At 12:33 AM 8/12/2006 -0400, Collin Winter wrote:
>>I don't see the point of this.  A decorator should be responsible for
>>manipulating the signature of its return value.  Meanwhile, the semantics
>>for combining annotations should be defined by an overloaded function like
>>"combineAnnotations(a1,a2)" that returns a new annotation.  There is no
>>need to have a special chaining decorator.
>>
>>May I suggest that you try using Guido's Py3K overloaded function
>>prototype?  I expect you'll find that if you play around with it a bit, it
>>will considerably simplify your view of what's required to do this.  It
>>truly isn't necessary to predefine what an annotation is, or even any
>>structural constraints on how they will be combined, since the user is able
>>to define for any given type how such things will be handled.
>
>I've looked at Guido's overloaded function prototype, and while I
>think I'm in the direction of understanding, I'm not quite there 100%.
>
>Could you illustrate (in code) what you've got in mind for how to
>apply overloaded functions to this problem space?

You just define an overloadable function for whatever operation you want to 
perform on annotations.  Then you define methods that implement the 
operation for known types, and a default method that ignores unknown 
types.  Then you're done.

If somebody wants to do more than one thing with the annotations on their 
functions, then everything "just works", since there is only one annotation 
per argument (per the PEP), and each operation is ignoring types it doesn't 
understand.

This leaves only one problem: the possibility of incompatible 
interpretations for a given type of annotation -- and it is easily solved 
by using some container or wrapper type, for which methods can be added to 
the respective operations.

So, let's say I'm using two decorators that have a common (and 
incompatible) interpretation for type "str".  I need only create a type 
that is unique to my program, and then define methods for the overloaded 
functions those decorators expose.

QED: any incompatibility can be trivially solved by introducing a new 
type.  However, the most likely source of conflict is the need to specify 
multiple, unrelated annotations for a given argument.  So, it's likely that 
most operations will want to interpret a list of annotations as just that: 
a list of annotations.

But there is no *requirement* that they do so.  Someone writing a library 
of their own that has a special use for lists is under no obligation to 
adhere to that pattern.  Remember: any conflict can be trivially solved by 
introducing a new type.

If you'd like me to sketch this out in code, fine, but you define the 
specific example you'd like to see.  To me, this all seems as obvious and 
straightforward as 2+2=4 implying that 4-2=2.  And it doesn't even have 
anything specifically to do with overloaded functions!

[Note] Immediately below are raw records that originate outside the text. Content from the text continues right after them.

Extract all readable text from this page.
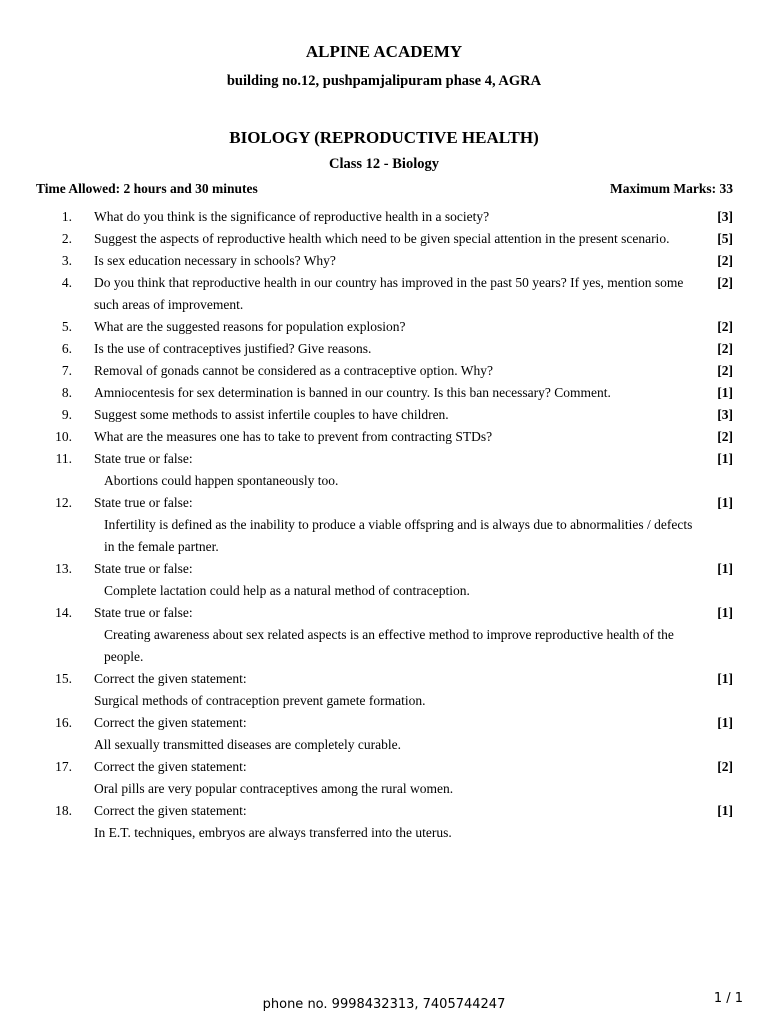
ALPINE ACADEMY
building no.12, pushpamjalipuram phase 4, AGRA
BIOLOGY (REPRODUCTIVE HEALTH)
Class 12 - Biology
Time Allowed: 2 hours and 30 minutes	Maximum Marks: 33
1. What do you think is the significance of reproductive health in a society?	[3]
2. Suggest the aspects of reproductive health which need to be given special attention in the present scenario.	[5]
3. Is sex education necessary in schools? Why?	[2]
4. Do you think that reproductive health in our country has improved in the past 50 years? If yes, mention some such areas of improvement.
[2]
5. What are the suggested reasons for population explosion?	[2]
6. Is the use of contraceptives justified? Give reasons.	[2]
7. Removal of gonads cannot be considered as a contraceptive option. Why?	[2]
8. Amniocentesis for sex determination is banned in our country. Is this ban necessary? Comment.	[1]
9. Suggest some methods to assist infertile couples to have children.	[3]
10. What are the measures one has to take to prevent from contracting STDs?	[2]
11. State true or false:
Abortions could happen spontaneously too.
[1]
12. State true or false:
Infertility is defined as the inability to produce a viable offspring and is always due to abnormalities / defects in the female partner.
[1]
13. State true or false:
Complete lactation could help as a natural method of contraception.
[1]
14. State true or false:
Creating awareness about sex related aspects is an effective method to improve reproductive health of the people.
[1]
15. Correct the given statement:
Surgical methods of contraception prevent gamete formation.
[1]
16. Correct the given statement:
All sexually transmitted diseases are completely curable.
[1]
17. Correct the given statement:
Oral pills are very popular contraceptives among the rural women.
[2]
18. Correct the given statement:
In E.T. techniques, embryos are always transferred into the uterus.
[1]
phone no. 9998432313, 7405744247	1 / 1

If you replace overloaded functions with functions that expect to call 
certain method names on the objects, *the exact same principles apply*.  As 
long as each operation gets a unique method name, any conflict can be 
trivially solved by introducing a new type that implements both methods.

The key here is that introspection and explicit dispatching are bad.  Code 
like this:

      def decorate(func):
          ...
          if isinstance(annotation,str):
               # do something with string

is wrong, wrong, *wrong*.  It should simply be doing the equivalent of:

          annotation.doWhatIWant()

Except in the overloaded function case, it's 
'doWhatIWant(annotation)'.  The latter spelling has the advantage that you 
don't have to be able to modify the 'str' class to add a 'doWhatIWant()' 
method.

Is this clearer now?  This is known, by the way, as the "tell, don't ask" 
pattern.  In Python, we use the variant terms "duck typing" and "EAFP" 
(easier to ask forgiveness than permission), but "tell, don't ask" refers 
specifically to the idea that you should never dig around in an object's 
guts to perform an operation, and instead always delegate the operation to it.

Of course, delegation is impossible in the case of a "third-party" object 
being used -- i.e., one that can't be modified to add the necessary 
method.  Overloaded functions remove that restriction.

(This, by the way, is why I think Python should ultimately add an 
overloading syntax -- so that we could ultimately replace things like 'def 
__str__(self)' with something like 'defop str(self)'.  But that's not 
relevant to the immediate discussion.)